A trip down memory lane.
Once we got ourselves sorted with MS-DOS and managed to get things working, and with Novell Netware drivers consuming as little memory as possible, Windows 3.1/3.11 arrived.
We adjusted to the "new shiny" and life went on.
Then 95 was released. The first iterations was a slow as molasses and took ages to boot. And woe betide you if 95 did a critical disk write and power failure happened.
We got to grips with 95 and sorted things out.
Same with 98. It was a bit better than 95, but had its own quirks.
Then ME arrived. Some say it was buggy, some say it was fine. Whatever. Meh. I did not like it due to the absence of a command-line, especially when you need to aim a well-deserved kick at its gubbins to get some stuck bone loose.
Then WindowsNT4 came. First iteration barfed all over the place, and it took a couple of Service Packs to get it up to standard. NT4 with SP6 was stable and did what you wanted it to do. No extra frills and the such.
Windows2000 took a bit longer than NT to boot, but it got better graphics.

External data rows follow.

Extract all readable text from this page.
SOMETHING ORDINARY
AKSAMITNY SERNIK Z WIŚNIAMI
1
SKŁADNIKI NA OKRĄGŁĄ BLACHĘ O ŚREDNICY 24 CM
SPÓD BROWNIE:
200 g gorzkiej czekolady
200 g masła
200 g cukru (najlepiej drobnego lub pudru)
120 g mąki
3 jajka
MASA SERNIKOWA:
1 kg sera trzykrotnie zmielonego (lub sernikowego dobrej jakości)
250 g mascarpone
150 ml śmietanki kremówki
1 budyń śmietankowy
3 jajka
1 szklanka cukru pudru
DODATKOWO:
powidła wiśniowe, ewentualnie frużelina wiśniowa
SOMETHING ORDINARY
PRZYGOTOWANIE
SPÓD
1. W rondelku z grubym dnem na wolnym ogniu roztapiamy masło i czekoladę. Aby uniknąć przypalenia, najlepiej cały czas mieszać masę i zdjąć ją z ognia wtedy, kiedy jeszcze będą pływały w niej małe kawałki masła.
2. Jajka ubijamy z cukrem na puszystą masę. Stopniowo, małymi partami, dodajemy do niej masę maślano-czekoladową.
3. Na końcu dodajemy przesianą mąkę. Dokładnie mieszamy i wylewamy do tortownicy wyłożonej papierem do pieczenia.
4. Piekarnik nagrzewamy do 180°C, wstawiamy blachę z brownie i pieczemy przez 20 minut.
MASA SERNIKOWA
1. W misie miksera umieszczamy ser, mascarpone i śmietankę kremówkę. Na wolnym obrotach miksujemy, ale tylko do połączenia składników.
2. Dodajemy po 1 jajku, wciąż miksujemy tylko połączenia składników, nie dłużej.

To this day I prefer to have a Win2000 VM above an NT4 VM as the UI feels a bit complete.
Windows2000 with SP4 was good, nice and stable.
Then XP came out. Took my first look at it, and was reminded of eyecandy. We used to disable most of the eyecandy to make it perform a bit better.
XP with SP3 was good. It was the last Windows to use a CLI installer (with the exception of 95/98/ME)
Vista - the less said, the better. I had the fortunate opportunity to have 6 Gigabyte laptops with Vista preinstalled - and strangely enough, these was rock-solid. No bluescreens as others reported their Vistas of doing.
Windows 7 then knocked on the door for its turn. I found that on some hardware Win7 outperformed XP. On others XP outperformed WIn7.
The abortion that was WIndows 8 shall be glossed over with Windows 8.1 - but it was to be short-lived when Windows 9... errr... Windows 10 was released.
Most of the issues with Windows 10 have been sorted out by now, yet M$ still insists on releasing "features" and "products" that knocks something silly in Windows 10 and make you lose your files and other whatnots.
Windows 11? Nah, will give it a bit of time and see what happens.